The shortcut almost everyone takes: H Mart sometimes sells bottled pre-made kongguksu broth in the refrigerated section, with Pulmuone as the dominant brand. The bottled version is shelf-stable for a few days once opened and runs about $4–6 for enough broth to serve four. It's how most Korean-American households actually make the dish at home in 2026.

Either way, the dish lives or dies on broth quality — the noodles are an afterthought.

What to Pair With Kongguksu

Kongguksu is a minimalist dish, and most Koreans treat it that way at the table. The standard accompaniments:

  • Kimchi — the only banchan (반찬, Korean side dishes) most Koreans actually serve with kongguksu. Well-fermented cabbage kimchi cuts the richness of the broth.
  • Pickled radishdanmuji, the yellow pickled daikon, occasionally appears for crunch and acidity.
  • Sliced cucumber — usually inside the bowl as a garnish, not a side. Thin matchsticks or half-moons.
  • Hard-boiled egg — split in half on top of the noodles. Optional, common at restaurants, rare at home.
  • Toasted sesame seeds — sprinkled at the table along with the salt the diner adds to taste.

The dish does not want more than that. No gochujang, no soy sauce, no scallions, no chili oil. The restraint is part of the point.

A Cultural Note

Kongguksu sits at the intersection of three Korean food traditions. The first is Korean Buddhist temple cuisinesachal eumsik — which is vegan, alliuminless (no garlic, scallion, or onion), and built around soybeans as the central protein. Kongguksu fits that framework almost perfectly, and Buddhist temple kitchens in Korea still serve a near-identical version during summer training periods.
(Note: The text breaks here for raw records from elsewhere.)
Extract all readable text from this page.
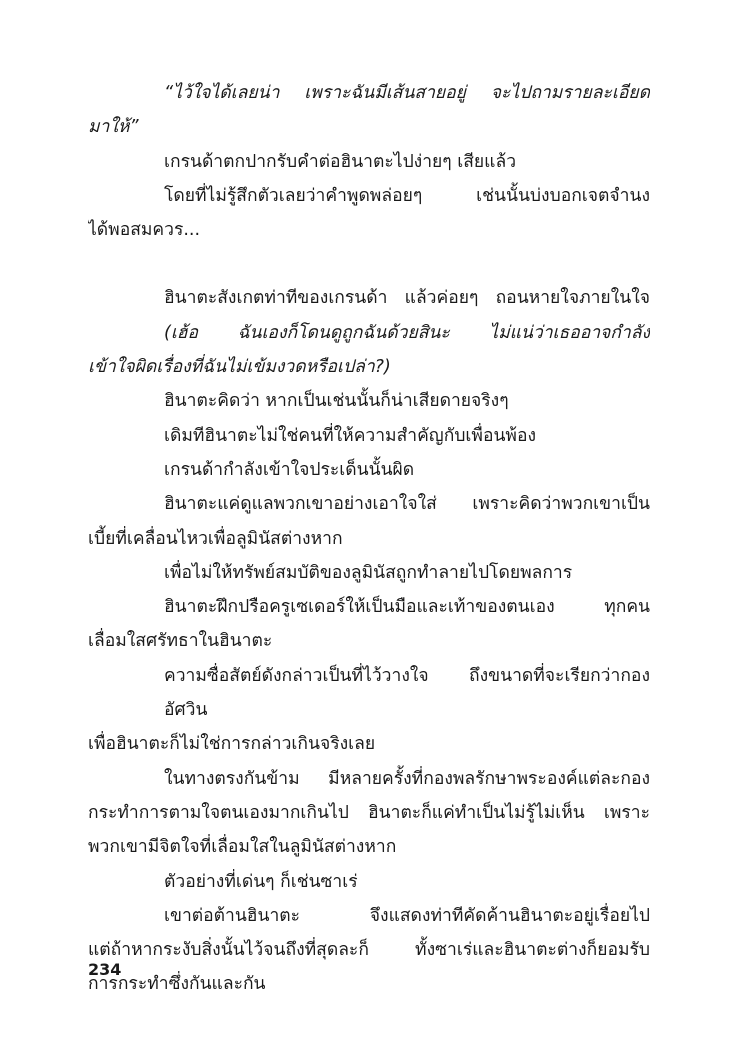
“ไว้ใจได้เลยน่า เพราะฉันมีเส้นสายอยู่ จะไปถามรายละเอียด

มาให้”

เกรนด้าตกปากรับคำต่อฮินาตะไปง่ายๆ เสียแล้ว

โดยที่ไม่รู้สึกตัวเลยว่าคำพูดพล่อยๆ เช่นนั้นบ่งบอกเจตจำนง

ได้พอสมควร...

ฮินาตะสังเกตท่าทีของเกรนด้า แล้วค่อยๆ ถอนหายใจภายในใจ

(เฮ้อ ฉันเองก็โดนดูถูกฉันด้วยสินะ ไม่แน่ว่าเธออาจกำลัง

เข้าใจผิดเรื่องที่ฉันไม่เข้มงวดหรือเปล่า?)

ฮินาตะคิดว่า หากเป็นเช่นนั้นก็น่าเสียดายจริงๆ

เดิมทีฮินาตะไม่ใช่คนที่ให้ความสำคัญกับเพื่อนพ้อง

เกรนด้ากำลังเข้าใจประเด็นนั้นผิด

ฮินาตะแค่ดูแลพวกเขาอย่างเอาใจใส่ เพราะคิดว่าพวกเขาเป็น

เบี้ยที่เคลื่อนไหวเพื่อลูมินัสต่างหาก

เพื่อไม่ให้ทรัพย์สมบัติของลูมินัสถูกทำลายไปโดยพลการ

ฮินาตะฝึกปรือครูเซเดอร์ให้เป็นมือและเท้าของตนเอง ทุกคน

เลื่อมใสศรัทธาในฮินาตะ

ความซื่อสัตย์ดังกล่าวเป็นที่ไว้วางใจ ถึงขนาดที่จะเรียกว่ากองอัศวิน

เพื่อฮินาตะก็ไม่ใช่การกล่าวเกินจริงเลย

ในทางตรงกันข้าม มีหลายครั้งที่กองพลรักษาพระองค์แต่ละกอง

กระทำการตามใจตนเองมากเกินไป ฮินาตะก็แค่ทำเป็นไม่รู้ไม่เห็น เพราะ

พวกเขามีจิตใจที่เลื่อมใสในลูมินัสต่างหาก

ตัวอย่างที่เด่นๆ ก็เช่นซาเร่

เขาต่อต้านฮินาตะ จึงแสดงท่าทีคัดค้านฮินาตะอยู่เรื่อยไป

แต่ถ้าหากระงับสิ่งนั้นไว้จนถึงที่สุดละก็ ทั้งซาเร่และฮินาตะต่างก็ยอมรับ

การกระทำซึ่งกันและกัน

234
The second is regional Jeolla pride. Jeolla province has spent centuries arguing it has the best food in Korea, and kongguksu is one of the dishes locals point to as proof. The Jeolla style — toasted beans, hand-cut noodles, a slightly thicker broth — is the version most Korean food writers consider the canonical one.

The third is the modern Korean wellness and vegan movement. Kongguksu has been quietly rediscovered by a younger generation of Korean food writers as a high-protein, plant-based summer meal — and the 2019 tvN K-drama Be Melodramatic gave it a brief mainstream moment when one of the central characters orders kongguksu in a now-frequently-clipped scene. The dish hasn't gone viral the way Parasite's jjapaguri did, but it's moving from regional curiosity to recognized national classic — slowly, on Korean terms.